One cybercriminal gang has resorted to a mafia-style protection racket to obtain money, although it would appear that businesses are being sent empty DDoS threats. While many companies have sent money to the criminal gang, which claims to be the Armada Collective, there is no evidence to suggest that the gang is following through on its threat of conducting a largescale Distributed Denial of Service attacks.
Empty DDoS Threats Still Proving Lucrative for Attackers
The gang has been sending emails to businesses threatening them with a powerful DDoS attack if they do not send protection money to the gang. The demands appear to range from 10 to 50 Bitcoin and over 100 organizations have given in to the attackers demands according to DDoS mitigation vendor CloudFlare. So far the gang has gathered around $100,000 in payments, yet no DDoS attacks have been conducted.
Armada Collective is the name of a hacking group already known to conduct massive DDoS attacks. The emails claim that the gang is able to deliver a DDoS attack in excess of 1 Tbps per second. The group also claims to be able to bypass security controls set up to protect against DDoS attacks. In case recipients of the email are in any doubt as to who the attackers are and what they are capable of, they are advised to conduct a search on Google. Armada Collective has been known to conduct DDoS attacks up to 500 Gbps.

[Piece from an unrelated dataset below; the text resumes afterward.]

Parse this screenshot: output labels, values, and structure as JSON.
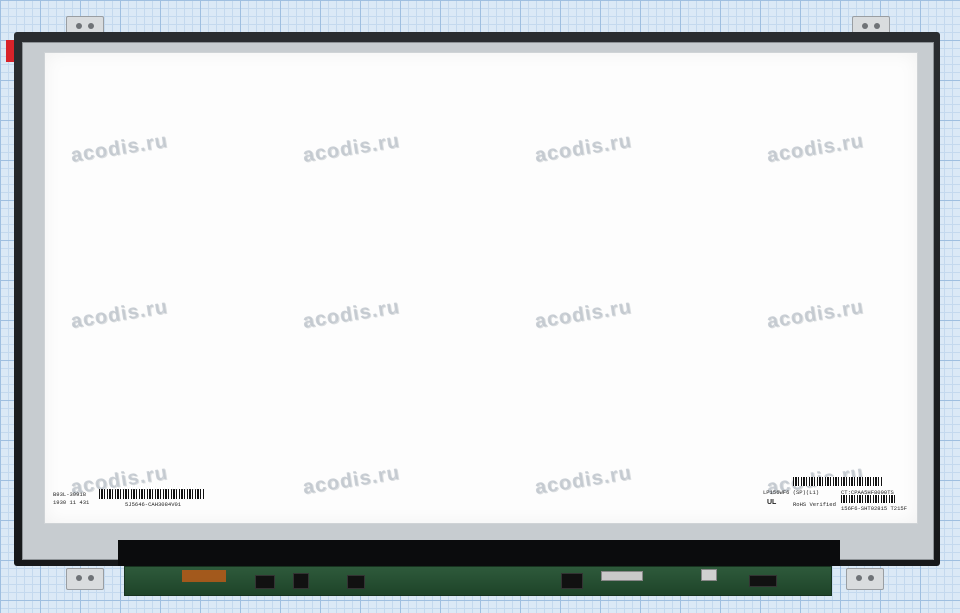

Are the Latest Emails from a Copycat Group?
According to CloudFlare, it may not be a case of the hackers not having the capability to pull off a large scale DDoS attack on companies that do not pay, rather the attackers may not be able to tell who has paid and who has not. The emails are reusing Bitcoin addresses so there is no way of confirming which companies have paid. Emails are also being sent containing the same text and payment demands, regardless of the size of the organization.
However, the empty DDoS threats or not, many companies are unprepared to take the risk and have paid between $4,500 and $23,000 to stop the attacks.
CloudFlare suspects that the extortionists are not who they claim to be. The Armada Collective has not been conducting attacks for some time. CloudFlare researchers believe that the group has been operating under a different name – DD4BC. However, suspected members of that group have been arrested as part of Operation Pleiades last year – an International effort to bring down hacking groups that have been conducting DDoS attacks.
The group behind this campaign may well be imposters, although many hackers send out threats of DDoS attacks along with demands for payment. Some of those attackers are more than willing to follow through on the threats and have the capability to launch attacks.
It is never a good idea to give into attackers’ demands, but it is important to ensure that protections have been put in place to resist DDoS attacks and to seek advice before taking any action if an email demand is received.